“No, I don’t think I do.” Betty winked away the tears. “It’s George I’m really thinking of, Nanna.”
“But the dear lad is in the Kingdom of the Blessed, my dear. You wouldn’t have him back—surely?”
“Not if he’s really happier where he is,” said the girl, “but oh, Nanna, it’s so hard to believe that.” She went across to the big old-fashioned kitchen range, and poured the boiling water into a little silver teapot. Then she took the tray to her step-mother’s room.
Next she went down into the drawing-room—she always “did” that room while Nanna laid the breakfast with the help of the village girl who, although she was supposed to come in at seven, very seldom turned up till eight. And then, while Betty was carefully dusting the quaint, old-fashioned Staffordshire figures on the mantelpiece, the door opened, and Nanna came in and shut it behind her. “There isn’t any wine,” she began mysteriously. “Gentlemen do like a little drop of wine after their dinner.”
“I think what father and Jack can do without, Mr. Radmore can do without, too,” said Betty. For the first time her colour heightened. “In any case, I don’t see how we can get anything fit to drink by this evening.”
“I was thinking, Miss Betty, that you might borrow a bottle of port wine at Rose Cottage.”
“I don’t think I can do that,” said Betty decidedly, “you see, Miss Pendarth’s port is very good port, and we could never give her back a bottle of the same quality.”
And then, as Nanna sidled towards the door, the old woman suddenly remarked, a little irrelevantly:—“I suppose you’ve told Miss Pendarth that Mr. Godfrey is coming, Miss Betty?”
Betty looked round quickly. “No,” she said, “I haven’t had a chance yet. Thank you for reminding me.”

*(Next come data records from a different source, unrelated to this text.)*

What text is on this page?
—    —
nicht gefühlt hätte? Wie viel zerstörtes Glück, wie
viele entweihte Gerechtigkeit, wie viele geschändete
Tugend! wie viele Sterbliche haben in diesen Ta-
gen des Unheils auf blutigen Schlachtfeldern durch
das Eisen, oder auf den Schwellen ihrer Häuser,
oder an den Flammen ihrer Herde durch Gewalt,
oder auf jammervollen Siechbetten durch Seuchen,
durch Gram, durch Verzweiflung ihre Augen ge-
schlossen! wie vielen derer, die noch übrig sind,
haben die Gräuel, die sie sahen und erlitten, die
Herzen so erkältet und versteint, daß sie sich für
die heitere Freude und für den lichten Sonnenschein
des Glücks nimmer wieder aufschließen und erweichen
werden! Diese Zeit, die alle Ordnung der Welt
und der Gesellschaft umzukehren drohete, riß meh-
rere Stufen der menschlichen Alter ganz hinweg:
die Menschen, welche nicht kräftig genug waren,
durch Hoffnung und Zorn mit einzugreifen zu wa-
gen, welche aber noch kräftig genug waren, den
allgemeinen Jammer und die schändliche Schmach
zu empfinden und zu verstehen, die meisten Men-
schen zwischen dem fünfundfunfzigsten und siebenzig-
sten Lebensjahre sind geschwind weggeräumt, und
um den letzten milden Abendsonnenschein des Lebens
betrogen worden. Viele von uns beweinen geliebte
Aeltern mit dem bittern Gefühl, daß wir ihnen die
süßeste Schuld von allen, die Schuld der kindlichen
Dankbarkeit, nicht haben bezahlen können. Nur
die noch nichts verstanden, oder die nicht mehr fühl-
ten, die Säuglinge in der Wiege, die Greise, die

The old woman slipped away, and Betty suddenly wondered whether Nanna had really come in to ask that question as to Miss Pendarth. Somehow Betty suspected that she had.
CHAPTER VII
It was about eleven, when most of her household chores were done, that Betty started off to pay an informal call on Miss Pendarth, in some ways the most outstanding personality in the village of Beechfield.
“Busybody”—“mischief-maker”—“a very kind lady”—“a disagreeable woman”—“a fearful snob”—“a true Christian”—were some of the epithets which had been, and were still, used, to describe the woman to whose house, Rose Cottage, Betty Tosswill, with a slight feeling of discomfort bordering on pain, began wending her way.
Olivia Pendarth and her colourless younger sister, Anne, the latter now long dead, had settled down at Beechfield in the nineties of the last century. When both over thirty years of age, they had selected Beechfield as a dwelling-place because of its quiet charm and nearness to London. Also because Rose Cottage, which, in spite of its unassuming name, was, if a small yet a substantial, red-brick house with a good garden, paddock and stables, exactly suited them, as to price, and as to the accommodation they then wanted. The surviving sister was now rather over sixty, and her income was very much smaller than it had been, but it never even occurred to her to try and sell what had become to her a place of mingled painful and happy memories.